What about the so-called Social Security fund? Suppose a parent has saved $20,000 for his child’s college education. The money is in the form of cash in a home safe. One day, the parent takes the money out and spends it on a new stereo system. But he places a promissory note for $20,000 into the safe. When his kid asks how his college fund is doing, the parent responds, “Don’t worry. It is fully funded.” That’s what the Social Security trust fund is all about.
Medicare and Medicaid are no different. They too are socialist programs. The government forcibly takes money from one group of people to pay for the health-care costs of another group of people. The program was enacted during the regime of liberal icon Lyndon Johnson, whose mentor was Franklin Roosevelt.
Do conservatives want to repeal Medicare and Medicaid? Are you kidding? They are as committed to those two socialist programs as liberals are. At best, all they want to do is repeal Obamacare and substitute their own reform plan that they’re convinced will finally fix the health-care crisis produced by government intervention into health care (including medical licensure, which conservatives also endorse and which libertarians oppose).

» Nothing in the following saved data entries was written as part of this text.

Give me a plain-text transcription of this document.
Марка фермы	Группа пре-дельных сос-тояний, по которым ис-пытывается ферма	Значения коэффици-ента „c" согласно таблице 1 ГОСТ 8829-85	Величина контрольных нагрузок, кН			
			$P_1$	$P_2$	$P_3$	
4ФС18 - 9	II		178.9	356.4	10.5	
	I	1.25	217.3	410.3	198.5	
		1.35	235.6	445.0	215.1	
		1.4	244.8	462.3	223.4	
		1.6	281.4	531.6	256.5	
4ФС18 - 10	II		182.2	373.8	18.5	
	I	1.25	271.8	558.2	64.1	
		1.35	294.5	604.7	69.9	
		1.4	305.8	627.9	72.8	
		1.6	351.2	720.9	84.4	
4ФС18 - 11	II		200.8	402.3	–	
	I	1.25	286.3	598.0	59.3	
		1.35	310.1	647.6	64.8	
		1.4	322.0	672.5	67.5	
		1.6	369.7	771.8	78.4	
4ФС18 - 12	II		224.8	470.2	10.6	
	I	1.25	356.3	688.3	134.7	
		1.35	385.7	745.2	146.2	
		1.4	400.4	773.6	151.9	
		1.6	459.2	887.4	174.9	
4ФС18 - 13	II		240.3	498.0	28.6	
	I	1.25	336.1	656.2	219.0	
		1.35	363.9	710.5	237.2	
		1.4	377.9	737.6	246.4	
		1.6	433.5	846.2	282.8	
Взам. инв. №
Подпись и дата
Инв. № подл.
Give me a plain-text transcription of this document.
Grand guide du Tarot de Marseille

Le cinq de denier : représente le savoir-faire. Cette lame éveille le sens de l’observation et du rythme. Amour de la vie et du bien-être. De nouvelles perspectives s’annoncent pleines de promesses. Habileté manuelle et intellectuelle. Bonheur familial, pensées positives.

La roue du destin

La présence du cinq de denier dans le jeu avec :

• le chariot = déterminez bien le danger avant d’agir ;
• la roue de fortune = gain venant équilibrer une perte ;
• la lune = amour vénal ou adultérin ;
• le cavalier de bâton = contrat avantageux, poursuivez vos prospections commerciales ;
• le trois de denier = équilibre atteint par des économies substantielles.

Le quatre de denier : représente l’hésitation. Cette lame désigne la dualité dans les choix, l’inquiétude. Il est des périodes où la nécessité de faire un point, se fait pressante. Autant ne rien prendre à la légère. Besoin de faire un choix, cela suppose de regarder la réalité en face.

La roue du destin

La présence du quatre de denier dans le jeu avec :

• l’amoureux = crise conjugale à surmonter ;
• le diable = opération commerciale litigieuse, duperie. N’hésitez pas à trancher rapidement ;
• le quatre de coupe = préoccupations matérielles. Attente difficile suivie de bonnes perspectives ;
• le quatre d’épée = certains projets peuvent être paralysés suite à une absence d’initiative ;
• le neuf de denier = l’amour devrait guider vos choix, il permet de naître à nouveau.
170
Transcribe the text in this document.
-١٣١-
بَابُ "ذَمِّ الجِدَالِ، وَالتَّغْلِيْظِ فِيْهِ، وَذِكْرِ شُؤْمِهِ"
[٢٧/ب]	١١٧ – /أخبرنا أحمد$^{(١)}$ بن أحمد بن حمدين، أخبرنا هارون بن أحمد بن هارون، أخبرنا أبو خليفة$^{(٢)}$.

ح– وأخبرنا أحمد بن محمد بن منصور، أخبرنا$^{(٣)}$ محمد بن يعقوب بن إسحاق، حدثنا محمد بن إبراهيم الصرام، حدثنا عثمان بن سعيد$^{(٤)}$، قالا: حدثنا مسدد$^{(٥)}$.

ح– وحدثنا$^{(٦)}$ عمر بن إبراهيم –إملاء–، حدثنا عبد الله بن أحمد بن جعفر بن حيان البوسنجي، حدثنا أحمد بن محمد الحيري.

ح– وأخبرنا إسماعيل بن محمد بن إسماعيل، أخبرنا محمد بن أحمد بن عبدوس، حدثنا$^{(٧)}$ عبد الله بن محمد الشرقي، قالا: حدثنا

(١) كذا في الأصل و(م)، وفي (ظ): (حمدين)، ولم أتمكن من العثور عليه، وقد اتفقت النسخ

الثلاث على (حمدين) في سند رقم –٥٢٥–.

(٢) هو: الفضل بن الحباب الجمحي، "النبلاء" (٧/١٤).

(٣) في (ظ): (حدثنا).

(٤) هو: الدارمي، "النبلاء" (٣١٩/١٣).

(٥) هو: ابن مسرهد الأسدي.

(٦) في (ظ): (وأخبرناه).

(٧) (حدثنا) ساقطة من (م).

Consider the Federal Reserve. Here we have a classic example of the concept of central planning, which is also a feature of socialism. A small group of government officials purports to have the requisite knowledge to plan the monetary affairs of hundreds of millions of people.
No wonder there are booms and busts, recessions and depressions, deflation and inflation, and all sorts of monetary crises.
But when libertarians call for the Fed be abolished and replaced by a gold standard or a free-market monetary system, conservatives go ballistic, claiming that such an idea is “loony.” I suppose they’d say the same thing about Nobel Laureates Milton Friedman and Friedrich Hayek, both of whom (here and here) favored the abolition of the Fed, even though, ironically, conservatives often praise them in their speeches and articles.
While we’re on the subject of loony, I ask you: What could be loonier than to call yourself a capitalist when you embrace big socialist programs? I mean, if a person came up to you and said, “I believe in God and I believe the atheists have it right,” wouldn’t you think he might be a bit loony?
And hey, let’s not forget that it’s not just those three big socialist programs — Social Security, Medicare, and Medicaid — that conservatives support. They’re also firmly committed to other statist programs, as reflected in the following statement that most conservatives would undoubtedly embrace:
As a conservative, I support economic liberty, free markets, and limited government, and I fervently oppose socialism and statism … well, except for Social Security, Medicare, Medicaid, corporate bailouts, education grants, foreign aid, SBA loans, FDIC, food stamps, public works, the Federal Reserve, immigration controls, agricultural subsidies, public (i.e., government schooling), trade restrictions, and drug laws.
With all due respect, what could be loonier than that?